Она расплакалась и не сказала больше ни слова, а потом уснула у нас на диване.

– Еду в участок, – сказал Земан.

– Не спеши. Ее там уже нет. Утром мы ее выпустили.

– Как так?

– Приказ сверху. Высшие интересы. Ну, ты сам знаешь.

– Чей приказ?

– Поступил из секретариата Житного. Черт его знает, в чем эта потаскушка еще замешана.

– Ситуация! – Земан даже разозлился.

– Не волнуйся, Гонза. Адрес и все данные? Конечно, есть. Пиши…

– Знаете, почему я вам завидую? – прервал его воспоминания выходивший из купе попутчик. – Потому что вы не курите. Я с этим борюсь уже много лет. Каждое утро меня душит кашель и я вижу в зеркале свой язык, покрытый желто-белым налетом, как у утопленника. Всякий раз даю себе слово, что ни одной сигареты больше не выкурю, – и никак с собой не могу сладить. Чуть только немного разволнуюсь – сразу тянусь за сигаретой.

– Я вас чем-то разволновал? – спросил Земан.

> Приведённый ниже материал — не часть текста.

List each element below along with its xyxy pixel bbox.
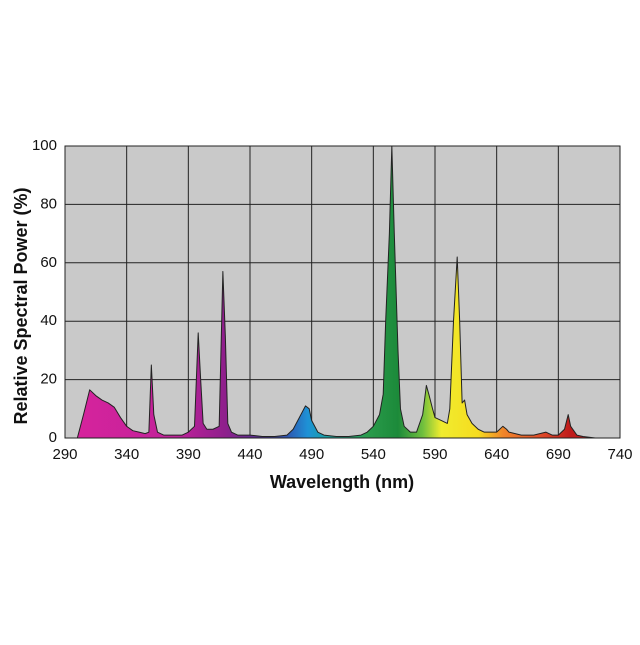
x-tick-label: 690 (546, 446, 571, 463)
plot-border (64, 145, 621, 439)
y-tick-label: 100 (32, 137, 57, 154)
plot-background (65, 146, 620, 438)
x-tick-label: 340 (114, 446, 139, 463)
y-tick-label: 80 (40, 195, 57, 212)
y-axis-label: Relative Spectral Power (%) (11, 187, 31, 424)
y-tick-label: 40 (40, 312, 57, 329)
x-tick-label: 590 (422, 446, 447, 463)
x-tick-label: 290 (52, 446, 77, 463)
x-axis-label: Wavelength (nm) (270, 472, 414, 492)
x-tick-label: 540 (361, 446, 386, 463)
spectrum-area (76, 145, 621, 439)
y-tick-label: 0 (49, 429, 57, 446)
x-tick-label: 640 (484, 446, 509, 463)
y-tick-label: 20 (40, 371, 57, 388)
y-tick-label: 60 (40, 254, 57, 271)
x-tick-label: 440 (237, 446, 262, 463)
x-tick-label: 740 (607, 446, 632, 463)
x-tick-label: 390 (176, 446, 201, 463)
x-tick-label: 490 (299, 446, 324, 463)
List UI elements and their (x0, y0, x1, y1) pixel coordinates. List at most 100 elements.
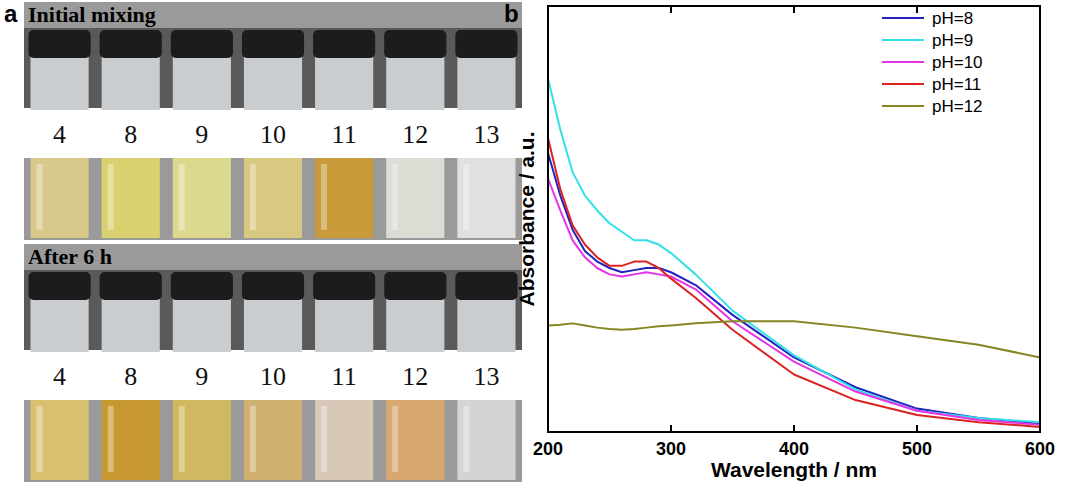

– Да нет, не вы. Тот подонок Мицик. Вспомнилось, сколько всего нам пришлось из-за него проглотить. Например, в пятидесятые годы, когда я служил в Борованах, он выдумал, чтобы старые офицеры, ушедшие в отставку, освободили свои квартиры для молодого пополнения. Он как раз вербовал это пополнение с заводов и фабрик. А отставных офицеров предложил переселить в необжитые пограничные районы. Никто и не подумал о том, что старое дерево нельзя пересаживать. И эти усталые, часто больные, семидесяти-восьмидесятилетние люди, которые хотели только одного – спокойно дожить свой век в обжитых местах, насильно были выселены. Куда? Например, в Борованы, где мы, солдаты, должны были на скорую руку привести в порядок квартиры, оставшиеся от немцев… Некоторые тогда застрелились, другие своей смертью умерли, не вынеся тоски и одиночества. А эти процессы – помните, пан, как мы должны были требовать на собраниях смерти невиновных, которых тогда судили, и «единодушно» голосовать за это? Весь народ сделали соучастником гнусных убийств. А что происходит сегодня? Вы ведь читаете газеты? Я недавно слушал по телевидению журналиста Грюна. Сейчас он агитирует за перестройку и гласность. Неужели думает, что никто не помнит, за что он агитировал вчера?

Многое в словах разговорчивого старика было Земану неприятно, даже противно. И все же кое с чем он вынужден был согласиться.

Он прав, подумал Земан, лисы снова меняют окраску. И вспомнил последние слова Житного: «Это спрут, Гонза. Мафия».

Он не поддержал беседу с попутчиком. Выйдя на пенсию, он стал мудрее и научился молчать. А разговоры о политике вообще не любил, особенно в пивнушке или поезде.